It has been tough week for those who love secure email clients and platforms. First, Lavabit, an asymmetric encrypted email service abruptly shut down on Thursday and was soon followed by Silent Circle, which preemptively shuttered its own client, Silent Mail. The presence (or potential presence) of government involvement, lawsuits, gag orders and the possibility of turning over information were all contributing factors to the shutdowns. That prompted us to wonder — is there anyone left who can pick up the slack left by the exit of these two players?
While there are many ways to secure email away from prying eyes, including browser extensions, one-off encryption websites and even building your own server, there are only a handful of standalone email services that offer encrypting features for private messaging.
The Canada-based private email service offers both business and personal email accounts, including an extra HIPAA-compliant client for hospitals. Mail sent between Hushmail users is automatically encrypted and decrypted, while outgoing messages sent to users on other platforms like Gmail can be opened via a secure passphrase. While the U.S. cannot directly request data from Hushmail, the company states in its FAQ that it is obligated to comply with Canadian law.
Run by the Swiss KolabSystems, MyKolab is a secure mail service that can also be downloaded for native desktop use. In addition to calendar features and a handy sync with mobile, MyKolab offers users the benefits of Swiss privacy policies on data storage and conforms to unique domain names to boot. However, it’s important to note that while the service can facilitate secure messages, it doesn’t actually provide encryption. In order to do so, there’s some extra finagling with a native email client like Kontact.

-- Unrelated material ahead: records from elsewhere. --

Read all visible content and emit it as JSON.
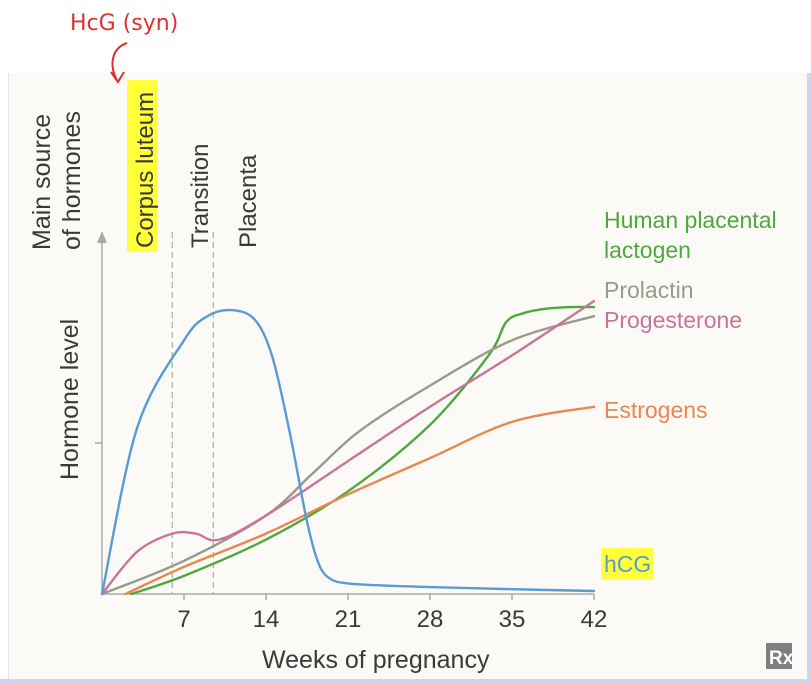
{
  "annotation": {
    "handwritten": "HcG (syn)",
    "color": "#e03030"
  },
  "chart_data": {
    "type": "line",
    "xlabel": "Weeks of pregnancy",
    "ylabel": "Hormone level",
    "y2label": [
      "Main source",
      "of hormones"
    ],
    "xlim": [
      0,
      42
    ],
    "ylim": [
      0,
      100
    ],
    "xticks": [
      "7",
      "14",
      "21",
      "28",
      "35",
      "42"
    ],
    "xtick_values": [
      7,
      14,
      21,
      28,
      35,
      42
    ],
    "ytick_values": [
      50
    ],
    "phases": [
      {
        "label": "Corpus luteum",
        "highlighted": true
      },
      {
        "label": "Transition",
        "highlighted": false
      },
      {
        "label": "Placenta",
        "highlighted": false
      }
    ],
    "phase_boundaries": [
      6,
      9.5
    ],
    "series": [
      {
        "name": "Human placental lactogen",
        "label_lines": [
          "Human placental",
          "lactogen"
        ],
        "color": "#4fa83e",
        "x": [
          2.5,
          7,
          14,
          21,
          28,
          33,
          34.5,
          36,
          38,
          40,
          42
        ],
        "y": [
          0,
          6,
          18,
          34,
          56,
          79,
          90,
          93,
          94.5,
          95,
          95
        ]
      },
      {
        "name": "Prolactin",
        "color": "#9a9a88",
        "x": [
          0,
          7,
          14,
          18,
          22,
          28,
          35,
          42
        ],
        "y": [
          0,
          11,
          26,
          40,
          54,
          69,
          84,
          92
        ]
      },
      {
        "name": "Progesterone",
        "color": "#c9749e",
        "x": [
          0,
          3,
          6,
          8,
          10,
          14,
          21,
          28,
          35,
          42
        ],
        "y": [
          0,
          14,
          20,
          20,
          18,
          26,
          44,
          62,
          79,
          97
        ]
      },
      {
        "name": "Estrogens",
        "color": "#e8884e",
        "x": [
          2,
          7,
          14,
          21,
          28,
          35,
          42
        ],
        "y": [
          0,
          9,
          20,
          33,
          45,
          57,
          62
        ]
      },
      {
        "name": "hCG",
        "color": "#5b9bd5",
        "highlighted": true,
        "x": [
          0,
          3,
          7,
          9,
          11,
          13,
          14.5,
          16,
          17.5,
          18.5,
          19.5,
          21,
          24,
          28,
          35,
          42
        ],
        "y": [
          0,
          55,
          84,
          92,
          94,
          91,
          79,
          54,
          24,
          10,
          5,
          3.5,
          2.8,
          2.3,
          1.6,
          1
        ]
      }
    ]
  },
  "watermark": "Rx"
}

An anonymous collective devoted to privacy and social change, RiseUP offers a bare-bones mail service that encrypts all traffic on the site. The collective won’t store any sensitive data, including IP address, and utilizes StartTLS symmetrical encryption. For best use, the collective recommends pairing RiseUp with another client, like the open source Thunderbird. RiseUp is based in the U.S., so it remains at-risk for government shutdowns.
This longstanding email service may look a bit archaic, but still offers plenty of encryption for messaging needs. S-Mail utilizes encryption and SSL to send secure mail to other S-Mail addresses, keeping message and meta-data safe. But, it lacks end-to-end encryption in emails sent to addresses outside of the S-Mail system, so there’s a chance that emails can be intercepted on the recipient’s end. Also, while the website doesn’t list any specific contact information or address, a WHO.IS lookup indicates that the site is registered to an address in Scottsdale, Arizona. It’s highly likely that it is an American service, and so it remains at risk.
This is a short list, but one that may expand or contract within the coming weeks. As it stands, per the PATRIOT Act, the government can only request the data of U.S.-based companies. Whether more companies capitulate, or even rise up in defiance, to the government’s orders, the landscape of encrypted mail is turbulent at best and endangered at worst.